Non-binary is some idiotic made-up shit for the exact reason you mention. We can only hope that acknowledging it as a valid identity keeps kids from going full-troon and that they grow out of it like other ridiculous teenage fads. Wishful thinking I suppose, given the sinister nature of the alphabet mafia.
 
Non-binaries are typically teenage girls who want to be special because they're boring as fuck. The others are women who still act like teenage girls or men looking for prey.
in my experience they all seem to just wanna be seen as unique but all share the same inability to realize that you can be unique by just being yourself. its the new version of the emo/scene kids and funny enough just like with them the men are usually predators looking to take advantage of girls and women in general who are not really the brightest.

its honestly kind of amazing to me that this trend keeps happening under different names and nobody has put a stop to it yet or at least found the reason for it to help prevent it.
 
  • Agree
Reactions: cactus
Trans indicates there is a gender binary. Non-binary people are straight whites desperately trying to clamber onto the progressive stack.

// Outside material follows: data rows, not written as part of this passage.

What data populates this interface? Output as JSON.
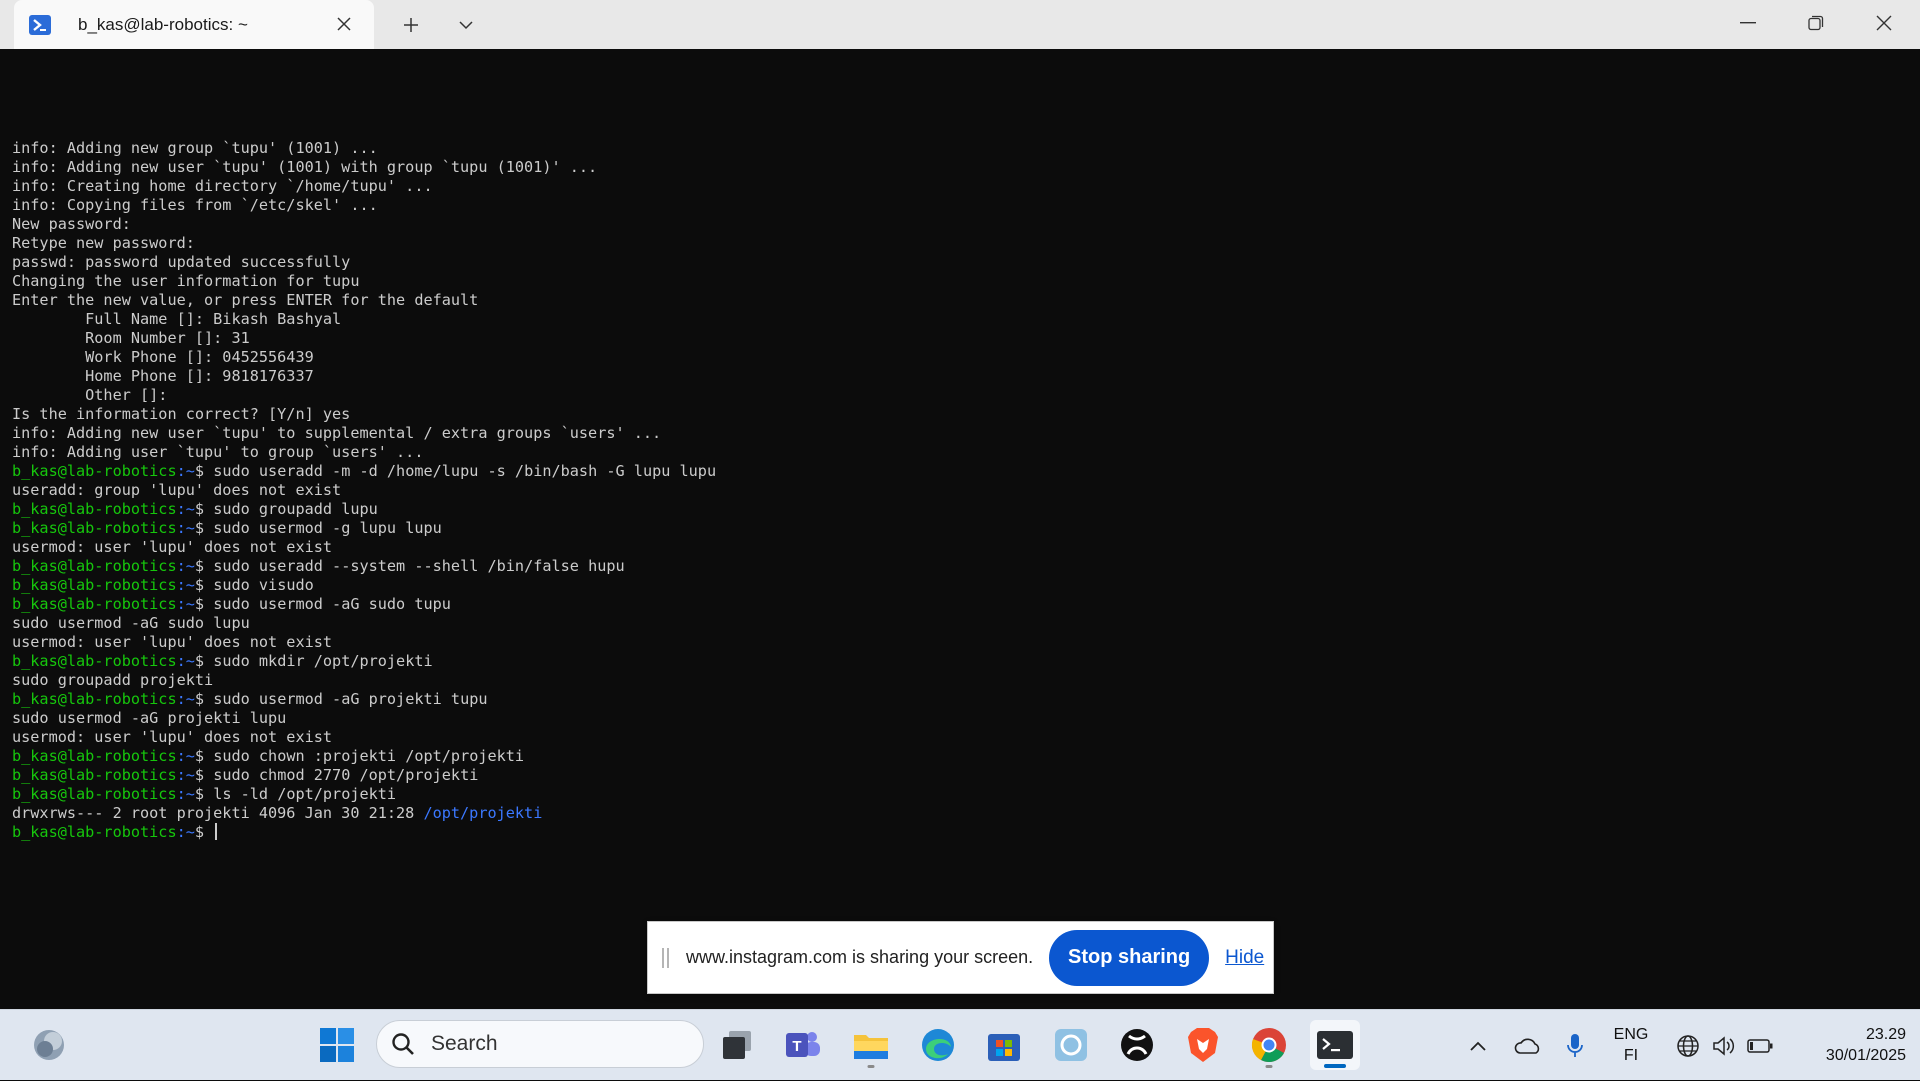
{
  "window": {
    "tab_title": "b_kas@lab-robotics: ~",
    "icons": {
      "tab": "powershell-terminal-icon",
      "close_tab": "close-icon",
      "new_tab": "plus-icon",
      "dropdown": "chevron-down-icon",
      "minimize": "minimize-icon",
      "maximize": "restore-icon",
      "close": "close-icon"
    }
  },
  "terminal": {
    "prompt_user": "b_kas@lab-robotics",
    "prompt_path": ":~",
    "prompt_symbol": "$ ",
    "lines": [
      {
        "kind": "out",
        "text": "info: Adding new group `tupu' (1001) ..."
      },
      {
        "kind": "out",
        "text": "info: Adding new user `tupu' (1001) with group `tupu (1001)' ..."
      },
      {
        "kind": "out",
        "text": "info: Creating home directory `/home/tupu' ..."
      },
      {
        "kind": "out",
        "text": "info: Copying files from `/etc/skel' ..."
      },
      {
        "kind": "out",
        "text": "New password:"
      },
      {
        "kind": "out",
        "text": "Retype new password:"
      },
      {
        "kind": "out",
        "text": "passwd: password updated successfully"
      },
      {
        "kind": "out",
        "text": "Changing the user information for tupu"
      },
      {
        "kind": "out",
        "text": "Enter the new value, or press ENTER for the default"
      },
      {
        "kind": "out",
        "text": "        Full Name []: Bikash Bashyal"
      },
      {
        "kind": "out",
        "text": "        Room Number []: 31"
      },
      {
        "kind": "out",
        "text": "        Work Phone []: 0452556439"
      },
      {
        "kind": "out",
        "text": "        Home Phone []: 9818176337"
      },
      {
        "kind": "out",
        "text": "        Other []:"
      },
      {
        "kind": "out",
        "text": "Is the information correct? [Y/n] yes"
      },
      {
        "kind": "out",
        "text": "info: Adding new user `tupu' to supplemental / extra groups `users' ..."
      },
      {
        "kind": "out",
        "text": "info: Adding user `tupu' to group `users' ..."
      },
      {
        "kind": "cmd",
        "text": "sudo useradd -m -d /home/lupu -s /bin/bash -G lupu lupu"
      },
      {
        "kind": "out",
        "text": "useradd: group 'lupu' does not exist"
      },
      {
        "kind": "cmd",
        "text": "sudo groupadd lupu"
      },
      {
        "kind": "cmd",
        "text": "sudo usermod -g lupu lupu"
      },
      {
        "kind": "out",
        "text": "usermod: user 'lupu' does not exist"
      },
      {
        "kind": "cmd",
        "text": "sudo useradd --system --shell /bin/false hupu"
      },
      {
        "kind": "cmd",
        "text": "sudo visudo"
      },
      {
        "kind": "cmd",
        "text": "sudo usermod -aG sudo tupu"
      },
      {
        "kind": "out",
        "text": "sudo usermod -aG sudo lupu"
      },
      {
        "kind": "out",
        "text": "usermod: user 'lupu' does not exist"
      },
      {
        "kind": "cmd",
        "text": "sudo mkdir /opt/projekti"
      },
      {
        "kind": "out",
        "text": "sudo groupadd projekti"
      },
      {
        "kind": "cmd",
        "text": "sudo usermod -aG projekti tupu"
      },
      {
        "kind": "out",
        "text": "sudo usermod -aG projekti lupu"
      },
      {
        "kind": "out",
        "text": "usermod: user 'lupu' does not exist"
      },
      {
        "kind": "cmd",
        "text": "sudo chown :projekti /opt/projekti"
      },
      {
        "kind": "cmd",
        "text": "sudo chmod 2770 /opt/projekti"
      },
      {
        "kind": "cmd",
        "text": "ls -ld /opt/projekti"
      },
      {
        "kind": "ls",
        "text": "drwxrws--- 2 root projekti 4096 Jan 30 21:28 ",
        "link": "/opt/projekti"
      },
      {
        "kind": "cmd",
        "text": "",
        "cursor": true
      }
    ]
  },
  "share_banner": {
    "message": "www.instagram.com is sharing your screen.",
    "stop_label": "Stop sharing",
    "hide_label": "Hide",
    "colors": {
      "button": "#0b57d0"
    }
  },
  "taskbar": {
    "search_label": "Search",
    "apps": [
      "widgets-icon",
      "start-icon",
      "task-view-icon",
      "teams-icon",
      "file-explorer-icon",
      "edge-icon",
      "microsoft-store-icon",
      "app-icon",
      "xbox-icon",
      "brave-icon",
      "chrome-icon",
      "terminal-icon"
    ],
    "tray": {
      "language_top": "ENG",
      "language_bottom": "FI",
      "time": "23.29",
      "date": "30/01/2025"
    }
  },
  "colors": {
    "terminal_bg": "#0c0c0c",
    "terminal_fg": "#cccccc",
    "prompt_user": "#16c60c",
    "prompt_path": "#3b78ff"
  }
}
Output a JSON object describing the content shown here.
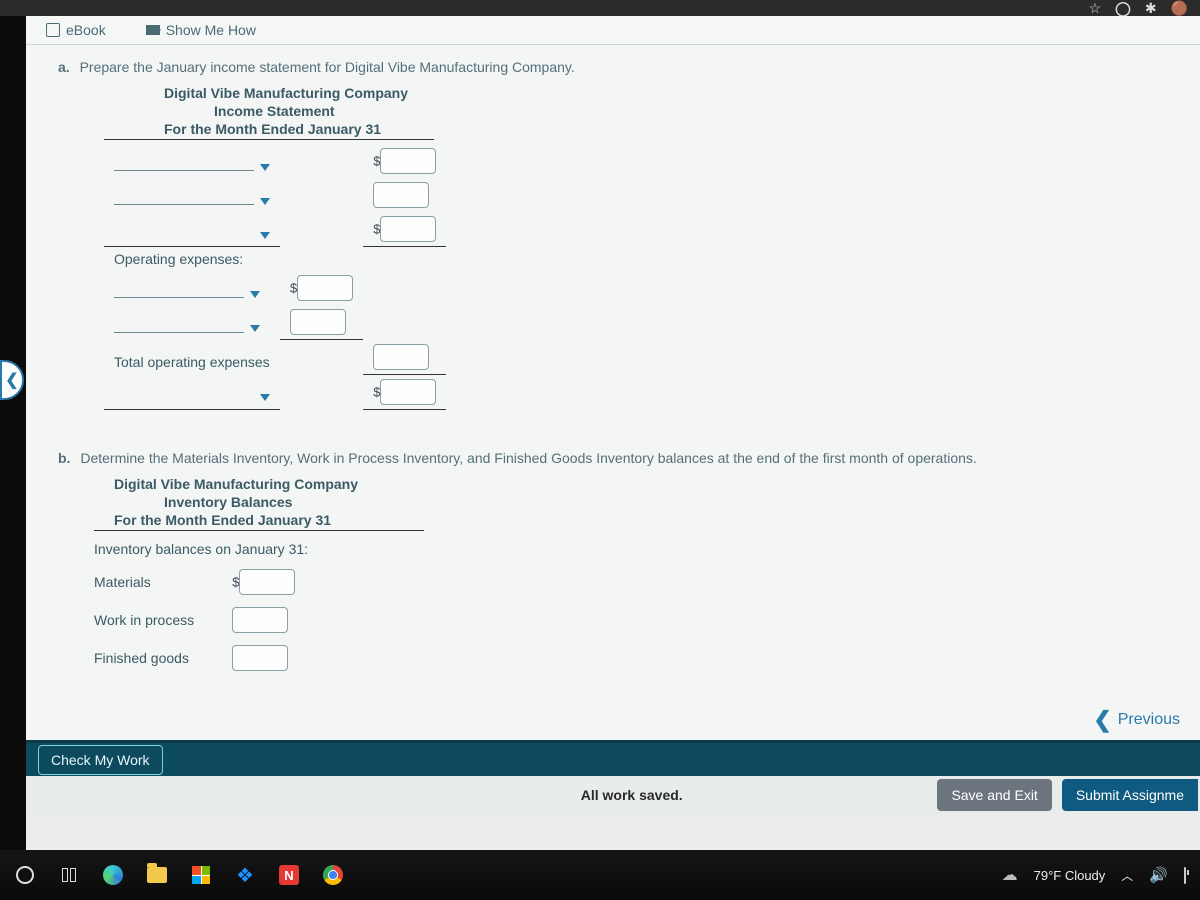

Either way, wise L, G, and B would be trying to cleanse their movement of these toxic insane people. But as the normie libs discovered, all the energy and fanaticism is in cults these days. Good luck.
 
Holy shit, the worse thing to happen to the gay movement was the T and the Q, they're just fucking everything up for them, holy lol. If we regress to 1950s era social acceptance, that rests squarely on the T and Q portion. Goddamn, this is why you gatekeep. Don't let mentally ill people dictate how your movement goes, jfc
Exactly. Gatekeep or you will be gatekept from your own group/hobby/etc.
 
Imagine letting your gay sex movement be taken over by, and I'm trying to use words they understand here, "spicy straights". Just straight people pretending they aren't. LOL.
 
Keep them in the front and center. Make people hate the whole alphabet spectrum enough that they shame them back to the closet.
 
I've heard bisexuals are bad, because they only believe in two genders.
They thought of changing the B for "bisexual" into the P for "pansexual"; one minute of thought persauded them it isn't cool.